Week 6 Readings
FOUR STEPS OF GEOSPATIAL INTELLIGENCE PREPARATION OF THE ENVIRONMENT
The geospatial intelligence (GEOINT) preparation of the environment analytic method is based on, and provides GEOINT support to, the joint intelligence preparation of the operational environment process.
1. Define the Environment: Gather basic facts needed to outline the exact location of the mission or area of interest. Physical, political, and ethnic boundaries must be determined. The data might include grid coordinates, latitude and longitude, vectors, altitudes, natural boundaries (mountain ranges, rivers, shorelines), etc. This data serves as the foundation for the GEOINT product.

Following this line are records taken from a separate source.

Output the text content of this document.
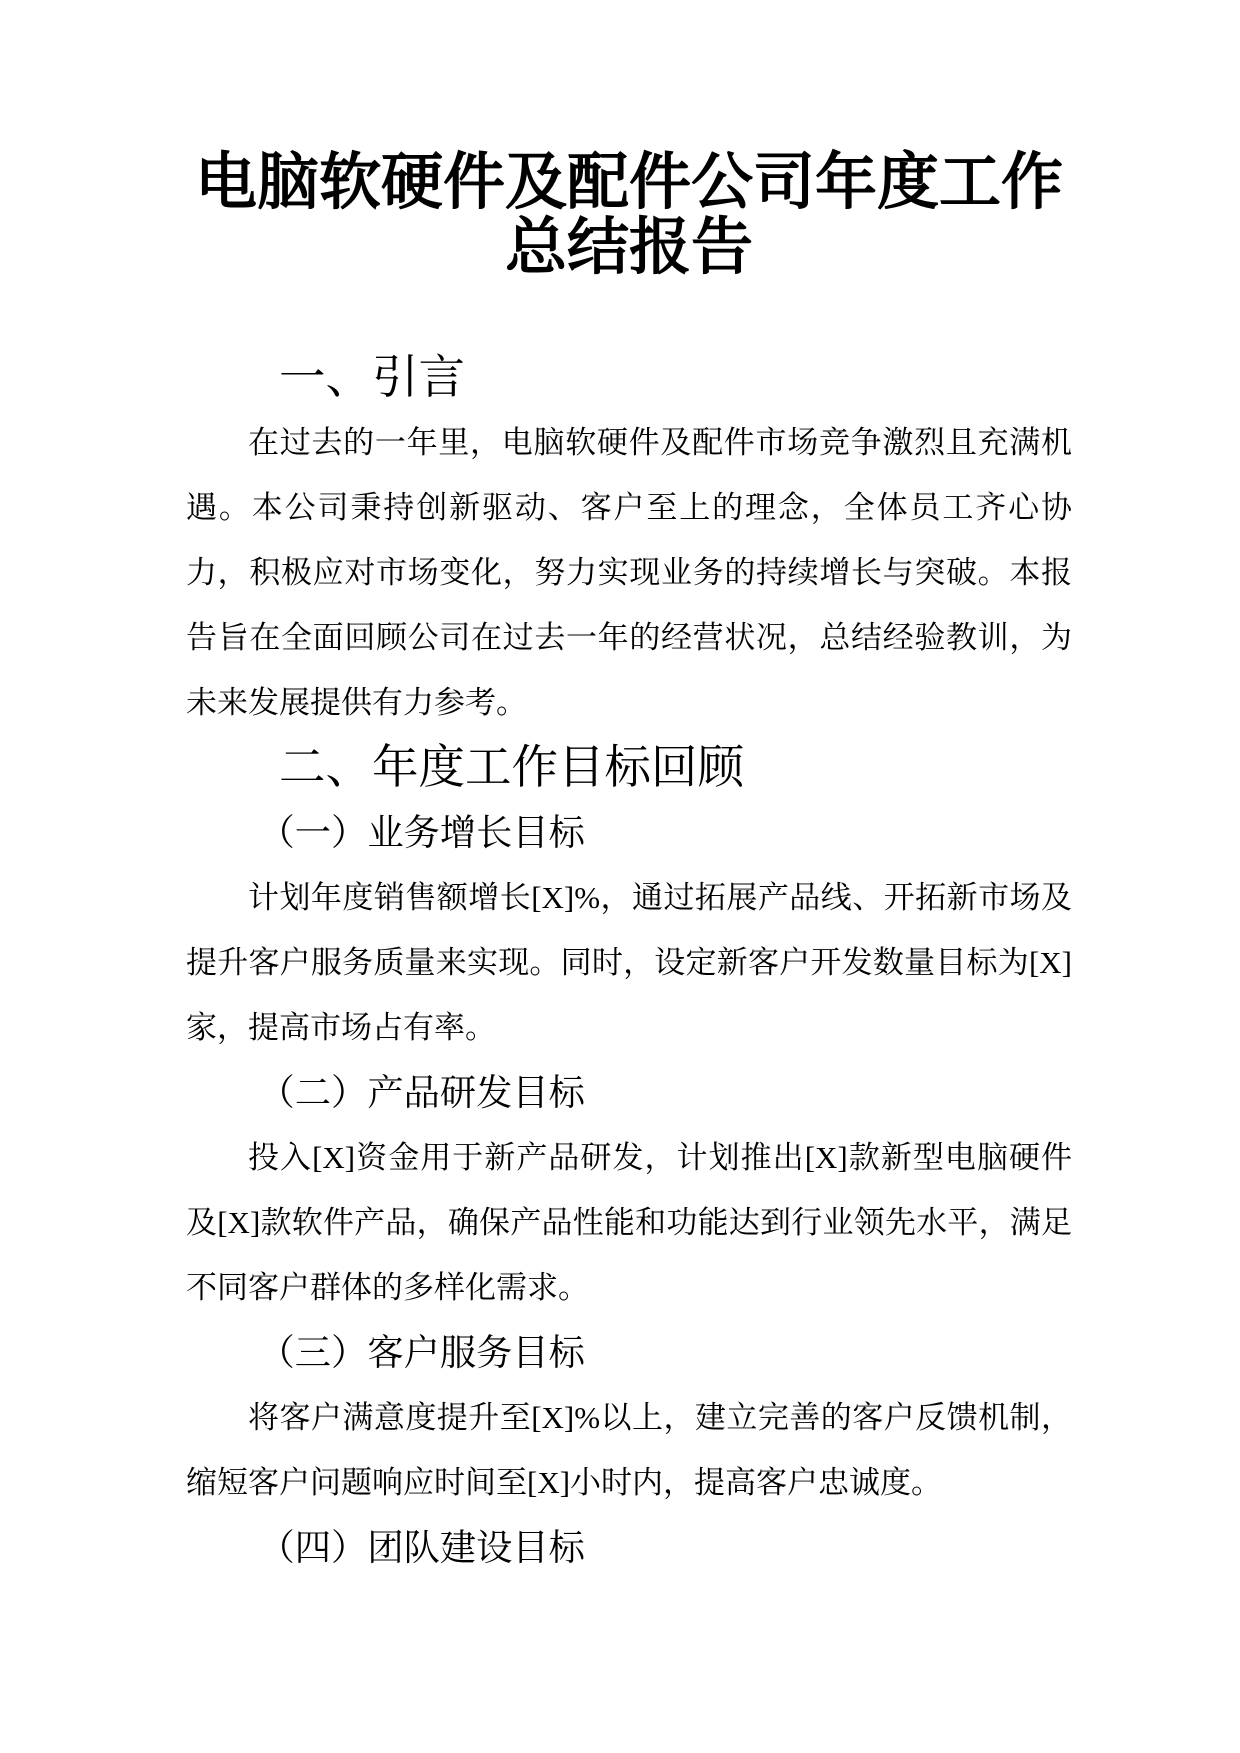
电脑软硬件及配件公司年度工作总结报告
一、引言

在过去的一年里，电脑软硬件及配件市场竞争激烈且充满机遇。本公司秉持创新驱动、客户至上的理念，全体员工齐心协力，积极应对市场变化，努力实现业务的持续增长与突破。本报告旨在全面回顾公司在过去一年的经营状况，总结经验教训，为未来发展提供有力参考。

二、年度工作目标回顾
（一）业务增长目标

计划年度销售额增长[X]%，通过拓展产品线、开拓新市场及提升客户服务质量来实现。同时，设定新客户开发数量目标为[X]家，提高市场占有率。

（二）产品研发目标

投入[X]资金用于新产品研发，计划推出[X]款新型电脑硬件及[X]款软件产品，确保产品性能和功能达到行业领先水平，满足不同客户群体的多样化需求。

（三）客户服务目标

将客户满意度提升至[X]%以上，建立完善的客户反馈机制，缩短客户问题响应时间至[X]小时内，提高客户忠诚度。

（四）团队建设目标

2. Describe Influences of the Environment: Provide descriptive information about the area defined in Step 1. Identify existing natural conditions, infrastructure, and cultural factors. Consider all details that may affect a potential operation in the area: weather, vegetation, roads, facilities, population, languages, social, ethnic, religious, and political factors. Layer this information onto the foundation developed
in Step 1.
3. Assess Threats and Hazards: Add intelligence and threat data, drawn from multiple intelligence disciplines, onto the foundation and descriptive information layers (the environment established in the first two steps). This information includes: order-of-battle; size and strength of enemy or threat; enemy doctrine; the nature, strength, capabilities and intent of area insurgent groups; effects of possible chemical/biological threats. Step 3 requires collaboration with national security community counterparts.
4. Develop Analytic Conclusions: Integrate all information from Steps 1-3 to develop analytic conclusions. The emphasis is on developing predictive analysis. In Step 4, the analyst may create models to examine and assess the likely next actions of the threat, the impact of those actions, and the feasibility and impact of countermeasures to threat actions.